Posts

cocktail party photo

 

Where I live, on a large island floating in the Salish Sea, there aren’t many urbane, urban-style cocktail parties. That’s a good thing, to me, because COCKTAIL PARTY is on my list of things I don’t do.

I used to be able to make small talk and feign interest with a fake smile. When I couldn’t manage that any longer I learned to create small parties inside large ones. At the last cocktail party I ever attended, in the penthouse suite of a large hotel, another guest and I (nursing our third drinks as I recall) huddled in a corner and figured out how to solve most of our country’s social ills. He, a Michigan State Patrol officer, and I, a non-profit grant writer, decided we would use all social service funding only for people under the age of three. We could lavish them with all the nutrition, health care, education, and interpersonal communication training they needed, and we’d teach them how to become exceptional parents for the next generation. Anyone over the age of three when our brilliant project began would simply have to fend for themselves until society had righted itself. We thought we had a damned fine plan. But that was thirty years ago – I think I’m wiser and kinder now. And I don’t do cocktail parties any more.

Another thing on my list: I’m an adventurous eater; I’ll eat anything – with just two exceptions. I’ve known for decades that I don’t do SARDINES. I literally can’t force one to pass my lips. Then this past summer I discovered another “don’t do.” Anna, my eldest granddaughter, just graduated from college and came from Michigan for a lovely visit. She’s a fan of microbreweries, so we went pub-hopping. Turns out I like the “pub” part, but not the HOPS in the beers and ales. Not even in “hopped cider.” It makes me feel ill. Just can’t do it.

Also, I don’t do UGLY. I know beauty is subjective, but if an object isn’t beautiful in the eyes of this beholder, I don’t want it at all.
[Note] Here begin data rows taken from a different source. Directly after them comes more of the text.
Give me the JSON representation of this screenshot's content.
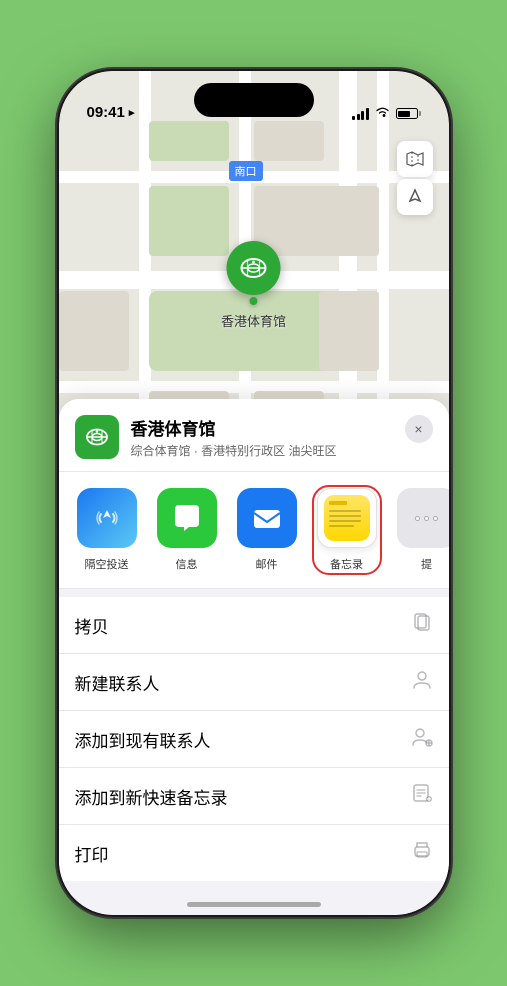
{
  "status_bar": {
    "time": "09:41",
    "location_arrow": "▸"
  },
  "map": {
    "label": "南口",
    "pin_label": "香港体育馆",
    "pin_emoji": "🏟"
  },
  "map_controls": {
    "map_icon": "🗺",
    "location_icon": "↗"
  },
  "venue": {
    "name": "香港体育馆",
    "subtitle": "综合体育馆 · 香港特别行政区 油尖旺区",
    "icon_emoji": "🏟",
    "close_label": "×"
  },
  "share_items": [
    {
      "id": "airdrop",
      "label": "隔空投送",
      "icon_type": "airdrop"
    },
    {
      "id": "messages",
      "label": "信息",
      "icon_type": "messages"
    },
    {
      "id": "mail",
      "label": "邮件",
      "icon_type": "mail"
    },
    {
      "id": "notes",
      "label": "备忘录",
      "icon_type": "notes",
      "selected": true
    },
    {
      "id": "more",
      "label": "提",
      "icon_type": "more"
    }
  ],
  "actions": [
    {
      "id": "copy",
      "label": "拷贝",
      "icon": "copy"
    },
    {
      "id": "new-contact",
      "label": "新建联系人",
      "icon": "person-add"
    },
    {
      "id": "add-existing",
      "label": "添加到现有联系人",
      "icon": "person-circle-plus"
    },
    {
      "id": "quick-note",
      "label": "添加到新快速备忘录",
      "icon": "note-add"
    },
    {
      "id": "print",
      "label": "打印",
      "icon": "print"
    }
  ]
}
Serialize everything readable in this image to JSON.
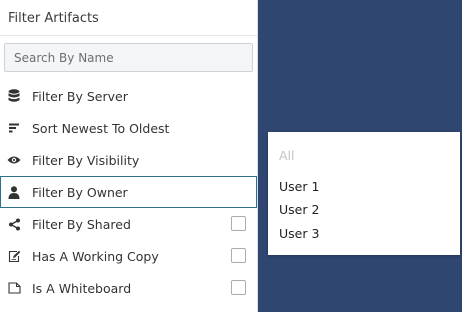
{
  "panel": {
    "title": "Filter Artifacts",
    "search_placeholder": "Search By Name"
  },
  "menu": {
    "items": [
      {
        "label": "Filter By Server",
        "icon": "database-icon"
      },
      {
        "label": "Sort Newest To Oldest",
        "icon": "sort-lines-icon"
      },
      {
        "label": "Filter By Visibility",
        "icon": "eye-icon"
      },
      {
        "label": "Filter By Owner",
        "icon": "person-icon",
        "active": true
      },
      {
        "label": "Filter By Shared",
        "icon": "share-icon",
        "checked": false
      },
      {
        "label": "Has A Working Copy",
        "icon": "edit-document-icon",
        "checked": false
      },
      {
        "label": "Is A Whiteboard",
        "icon": "page-icon",
        "checked": false
      }
    ]
  },
  "owner_dropdown": {
    "placeholder": "All",
    "options": [
      "User 1",
      "User 2",
      "User 3"
    ]
  },
  "colors": {
    "background": "#2f4670",
    "active_border": "#2f6f8e"
  }
}
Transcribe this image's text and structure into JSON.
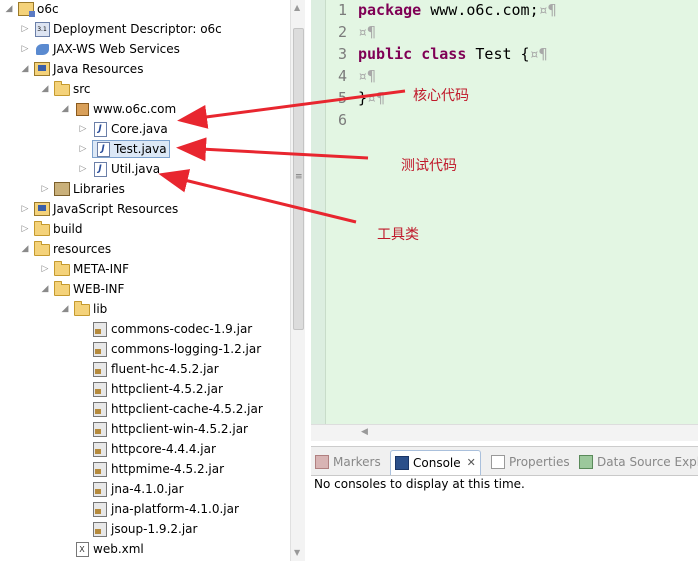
{
  "explorer": {
    "items": [
      {
        "label": "o6c",
        "icon": "project-icon"
      },
      {
        "label": "Deployment Descriptor: o6c",
        "icon": "deployment-descriptor-icon"
      },
      {
        "label": "JAX-WS Web Services",
        "icon": "web-services-icon"
      },
      {
        "label": "Java Resources",
        "icon": "java-resources-icon"
      },
      {
        "label": "src",
        "icon": "source-folder-icon"
      },
      {
        "label": "www.o6c.com",
        "icon": "package-icon"
      },
      {
        "label": "Core.java",
        "icon": "java-file-icon"
      },
      {
        "label": "Test.java",
        "icon": "java-file-icon"
      },
      {
        "label": "Util.java",
        "icon": "java-file-icon"
      },
      {
        "label": "Libraries",
        "icon": "libraries-icon"
      },
      {
        "label": "JavaScript Resources",
        "icon": "javascript-resources-icon"
      },
      {
        "label": "build",
        "icon": "folder-icon"
      },
      {
        "label": "resources",
        "icon": "folder-icon"
      },
      {
        "label": "META-INF",
        "icon": "folder-icon"
      },
      {
        "label": "WEB-INF",
        "icon": "folder-icon"
      },
      {
        "label": "lib",
        "icon": "folder-icon"
      },
      {
        "label": "commons-codec-1.9.jar",
        "icon": "jar-icon"
      },
      {
        "label": "commons-logging-1.2.jar",
        "icon": "jar-icon"
      },
      {
        "label": "fluent-hc-4.5.2.jar",
        "icon": "jar-icon"
      },
      {
        "label": "httpclient-4.5.2.jar",
        "icon": "jar-icon"
      },
      {
        "label": "httpclient-cache-4.5.2.jar",
        "icon": "jar-icon"
      },
      {
        "label": "httpclient-win-4.5.2.jar",
        "icon": "jar-icon"
      },
      {
        "label": "httpcore-4.4.4.jar",
        "icon": "jar-icon"
      },
      {
        "label": "httpmime-4.5.2.jar",
        "icon": "jar-icon"
      },
      {
        "label": "jna-4.1.0.jar",
        "icon": "jar-icon"
      },
      {
        "label": "jna-platform-4.1.0.jar",
        "icon": "jar-icon"
      },
      {
        "label": "jsoup-1.9.2.jar",
        "icon": "jar-icon"
      },
      {
        "label": "web.xml",
        "icon": "xml-file-icon"
      }
    ]
  },
  "editor": {
    "lines": [
      {
        "num": "1",
        "kw": "package",
        "rest": " www.o6c.com;",
        "mark": "¤¶"
      },
      {
        "num": "2",
        "kw": "",
        "rest": "",
        "mark": "¤¶"
      },
      {
        "num": "3",
        "kw": "public class",
        "rest": " Test {",
        "mark": "¤¶"
      },
      {
        "num": "4",
        "kw": "",
        "rest": "",
        "mark": "¤¶"
      },
      {
        "num": "5",
        "kw": "",
        "rest": "}",
        "mark": "¤¶"
      },
      {
        "num": "6",
        "kw": "",
        "rest": "",
        "mark": ""
      }
    ]
  },
  "console": {
    "tabs": [
      {
        "label": "Markers"
      },
      {
        "label": "Console"
      },
      {
        "label": "Properties"
      },
      {
        "label": "Data Source Expl"
      }
    ],
    "close_glyph": "✕",
    "message": "No consoles to display at this time."
  },
  "annotations": {
    "core": "核心代码",
    "test": "测试代码",
    "util": "工具类"
  },
  "colors": {
    "arrow": "#e8262f",
    "editor_bg": "#e3f6e3",
    "keyword": "#7f0055"
  }
}
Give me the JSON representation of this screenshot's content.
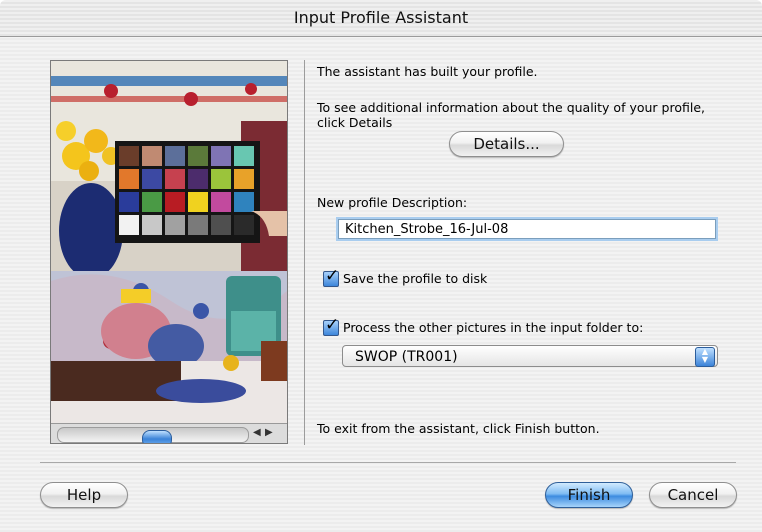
{
  "window": {
    "title": "Input Profile Assistant"
  },
  "preview": {
    "palette_colors": [
      "#6a3d2a",
      "#c08a72",
      "#5c6f9a",
      "#5b7a3a",
      "#7f74b4",
      "#68c7b1",
      "#e2782b",
      "#3c49a3",
      "#c6414f",
      "#4c2c6c",
      "#9bc43b",
      "#e8a229",
      "#2a3c9b",
      "#4a9a45",
      "#b81c23",
      "#f0d21f",
      "#c24a9e",
      "#2f83be",
      "#f2f2f2",
      "#c8c8c8",
      "#a1a1a1",
      "#7a7a7a",
      "#4f4f4f",
      "#2a2a2a"
    ]
  },
  "content": {
    "built_message": "The assistant has built your profile.",
    "details_info_line1": "To see additional information about the quality of your profile,",
    "details_info_line2": "click Details",
    "details_button": "Details...",
    "description_label": "New profile Description:",
    "description_value": "Kitchen_Strobe_16-Jul-08",
    "save_checkbox_label": "Save the profile to disk",
    "save_checked": true,
    "process_checkbox_label": "Process the other pictures in the input folder to:",
    "process_checked": true,
    "output_profile_selected": "SWOP (TR001)",
    "exit_message": "To exit from the assistant, click Finish button."
  },
  "buttons": {
    "help": "Help",
    "finish": "Finish",
    "cancel": "Cancel"
  }
}
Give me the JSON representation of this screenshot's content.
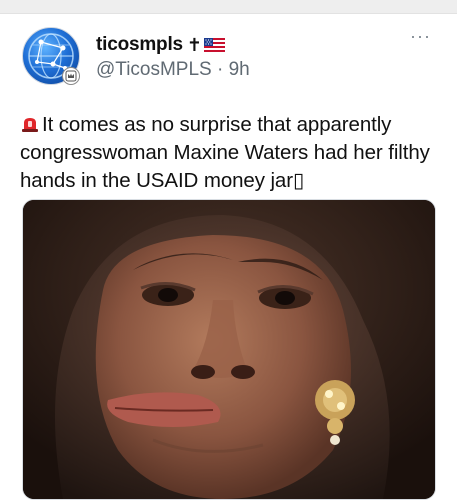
{
  "user": {
    "display_name": "ticosmpls",
    "name_suffix": "✝",
    "handle": "@TicosMPLS",
    "separator": " · ",
    "time": "9h",
    "avatar_icon": "globe-network-avatar",
    "badge_icon": "crown-badge-icon"
  },
  "menu": {
    "more_label": "···"
  },
  "tweet": {
    "text": "It comes as no surprise that apparently congresswoman Maxine Waters had her filthy hands in the USAID money jar",
    "trailing_glyph": "▯",
    "leading_icon": "police-siren-icon"
  },
  "media": {
    "kind": "photo",
    "description_icon": "photo-portrait"
  },
  "colors": {
    "text": "#111111",
    "secondary": "#606a73",
    "background": "#ffffff",
    "siren_red": "#e0262a"
  }
}
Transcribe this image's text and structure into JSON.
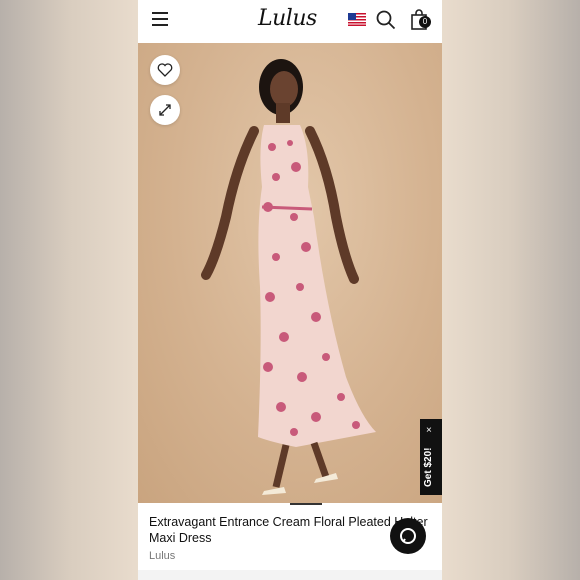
{
  "header": {
    "logo_text": "Lulus",
    "cart_count": "0",
    "flag_icon": "us-flag-icon",
    "search_icon": "search-icon",
    "bag_icon": "shopping-bag-icon",
    "menu_icon": "hamburger-menu-icon"
  },
  "product": {
    "title_line1": "Extravagant Entrance Cream Floral Pleated Halter",
    "title_line2": "Maxi Dress",
    "brand": "Lulus"
  },
  "promo": {
    "label": "Get $20!",
    "close": "×"
  },
  "colors": {
    "accent": "#111111",
    "image_bg": "#d4b290",
    "dress_pink": "#c85a7a"
  }
}
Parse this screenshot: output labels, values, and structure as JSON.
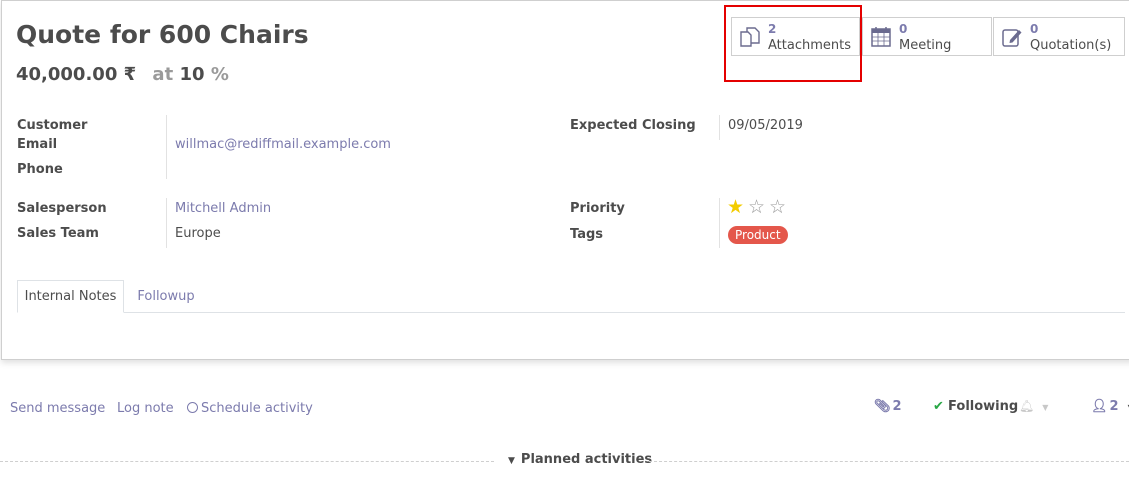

And I don’t do UMBRELLAS. They’re more of an encumbrance than a protection, even – and especially – during a windy downpour.

Finally, and most importantly, I don’t do REGRET. Regretting has two cousins: worrying and second-guessing. Worry is regretting today something that might happen tomorrow (and as a friend says, “it’s a waste of imagination”); second-guessing is worrying today about whether one should be regretting something that happened yesterday. Pretty silly tail-chasing, I think. It’s not that regret, worry, and second-guessing never cross my mind – they do. But I let them go as quickly as possible. To grasp them, collect and nurture them – that’s a waste of precious energy.

We all have to make choices all the time. We all have to make decisions. The grown-up thing to do is take responsibility for those decisions, perhaps making an apology or two along the way. Some choices will turn out as you expect and some won’t, but eventually all decisions, made with good intention, will get you to where you’re supposed to be. It may not be where you expected to be, and it may have taken a very circuitous route to get there, but you will arrive where you are meant to be, having learned what you were meant to learn. No cause for regret. I believe that with my whole being.

I’m glad the social changes the trooper and I planned at that cocktail party didn’t see the light of day, and I probably deserved the headache I had the next morning. But I don’t regret having played with the idea – it led to other ways of thinking about marginalization.

I don’t regret anything that has happened in my life, even the really, really awful things. All of them have molded me into who I have become. And I like who I am. I don’t regret myself at all.

I simply don’t “do” regret, any more than I “do” umbrellas, ugly, cocktail parties, hops . . . and sardines.